Akan lebih baik sebelum kita melabeli atau menghakimi orang, berusahalah untuk memahami orang tersebut. Setidaknya carilah alasan yang membuatnya berperilaku seperti itu. Mungkin saja setelah mengalami hal yang buruk yang menyebabkan dirinya berubah dan berperilaku yang menurut kita tidak menyenangkan. Tapi apalah artinya hidup jika semuanya seperti yang kita inginkan?

Apakah Kita Akan Membeku Hanya Karena Kita Melakukan Kesalahan?

Baru-baru ini saya melakukan kesalahan yang menurut saya cukup besar. Yang membuat kondisi antar divisi di kantor temoat saya bekerja menjadi agak tegang. Setelah berkonsultasi dengan rekan kerja saya yang juga telah meyakinkan saya bahwa kesalahan itu juga pernah dibuatnya, saya menjadi agak lega walaupun masih belum bisa sepenuhnya keluar dari rasa bersalah.

Akan tetapi di balik kesalahan tersebut, saya mengambil hikmah untuk lebih berhati-hati lagi dalam bekerja. Dan mengkonfirmasi ulang kepada yang bersangkutan karena hal itu bisa meminimalkan kesalahan yang mungkin akan saya buat di masa depan. Terima kasih teman, atas nasihatnya. Dan ternyata, kita memang harus bisa melepaskan belenggu rasa bersalah untuk bisa maju menjalankan tugas-tugas berikutnya yang mungkin akan lebih berat dari yang sebelumnya. Tetap semangat!

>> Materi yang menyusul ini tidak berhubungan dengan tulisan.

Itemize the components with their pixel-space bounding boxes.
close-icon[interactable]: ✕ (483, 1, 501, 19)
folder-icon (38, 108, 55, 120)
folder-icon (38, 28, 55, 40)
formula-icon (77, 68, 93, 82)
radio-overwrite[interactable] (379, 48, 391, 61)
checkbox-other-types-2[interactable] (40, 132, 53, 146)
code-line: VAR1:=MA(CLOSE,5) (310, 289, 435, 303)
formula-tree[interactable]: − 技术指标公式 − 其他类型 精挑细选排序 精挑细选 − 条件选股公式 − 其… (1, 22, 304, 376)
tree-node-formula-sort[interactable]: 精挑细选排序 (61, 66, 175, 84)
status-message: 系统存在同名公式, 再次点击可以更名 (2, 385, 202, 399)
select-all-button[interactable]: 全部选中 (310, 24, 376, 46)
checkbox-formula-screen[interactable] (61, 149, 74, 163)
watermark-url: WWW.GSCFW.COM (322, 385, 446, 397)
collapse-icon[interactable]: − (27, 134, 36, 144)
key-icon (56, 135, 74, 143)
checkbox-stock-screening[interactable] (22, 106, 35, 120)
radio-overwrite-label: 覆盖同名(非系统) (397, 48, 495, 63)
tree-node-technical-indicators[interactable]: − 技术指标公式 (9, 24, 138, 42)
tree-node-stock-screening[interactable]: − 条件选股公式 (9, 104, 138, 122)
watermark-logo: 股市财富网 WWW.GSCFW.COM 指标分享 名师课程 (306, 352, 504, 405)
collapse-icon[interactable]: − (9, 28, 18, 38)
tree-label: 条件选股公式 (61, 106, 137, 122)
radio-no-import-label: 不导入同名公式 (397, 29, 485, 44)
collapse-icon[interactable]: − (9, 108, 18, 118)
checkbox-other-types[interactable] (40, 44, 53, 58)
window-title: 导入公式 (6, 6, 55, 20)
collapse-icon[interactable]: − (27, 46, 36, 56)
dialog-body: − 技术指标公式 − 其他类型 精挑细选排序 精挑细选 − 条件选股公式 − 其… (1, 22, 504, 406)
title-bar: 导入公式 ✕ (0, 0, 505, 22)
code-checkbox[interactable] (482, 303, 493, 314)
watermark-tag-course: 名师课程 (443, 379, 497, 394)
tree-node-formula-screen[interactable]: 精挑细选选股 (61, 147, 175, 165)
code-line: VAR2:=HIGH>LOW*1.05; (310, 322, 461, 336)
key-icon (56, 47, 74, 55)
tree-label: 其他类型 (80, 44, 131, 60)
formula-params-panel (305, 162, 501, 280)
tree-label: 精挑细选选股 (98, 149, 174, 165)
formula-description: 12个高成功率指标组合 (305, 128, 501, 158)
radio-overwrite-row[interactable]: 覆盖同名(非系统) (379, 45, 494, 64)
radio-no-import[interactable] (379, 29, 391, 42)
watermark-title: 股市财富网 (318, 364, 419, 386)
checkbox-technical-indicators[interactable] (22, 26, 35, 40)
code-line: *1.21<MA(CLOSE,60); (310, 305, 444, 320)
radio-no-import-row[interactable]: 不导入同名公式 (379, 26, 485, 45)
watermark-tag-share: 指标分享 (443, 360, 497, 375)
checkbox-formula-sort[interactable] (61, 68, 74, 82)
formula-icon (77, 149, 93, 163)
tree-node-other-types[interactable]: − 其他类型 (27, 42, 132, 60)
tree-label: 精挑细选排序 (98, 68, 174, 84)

Menemukan Pengertian Baru dari Kata Sabar

Dulu saya berpikir, sabar adalah jika ada sesuatu yang membuat kita marah dan kita butuh waktu untuk mencoba mencerna apa yang terjadi setelah bereaksi. Ternyata bukan. Sabar adalah tidak bereaksi marah saat pukulan pertama.

Memang sangat sulit rasanya bisa langsung memaafkan seseorang yang berbuat tidak baik terhadap kita seketika atau di saat itu juga. Butuh latihan keras dan jiwa besar untuk bisa melakukannya. Dan biasanya setelah kita berjanji untuk lebih sabar, ujian akan langsung datang.

Mudah-mudahan dengan adanya pengertian baru dari kata sabar ini memberikan sudut pandang berbeda dari yang biasa kita miliki. Setidaknya kita bisa mulai menjaga lisan kita untuk tidak mengeluarkan kata-kata yang tidak enak didengar sebelum sepenuhnya menjadi manusia yang sabar.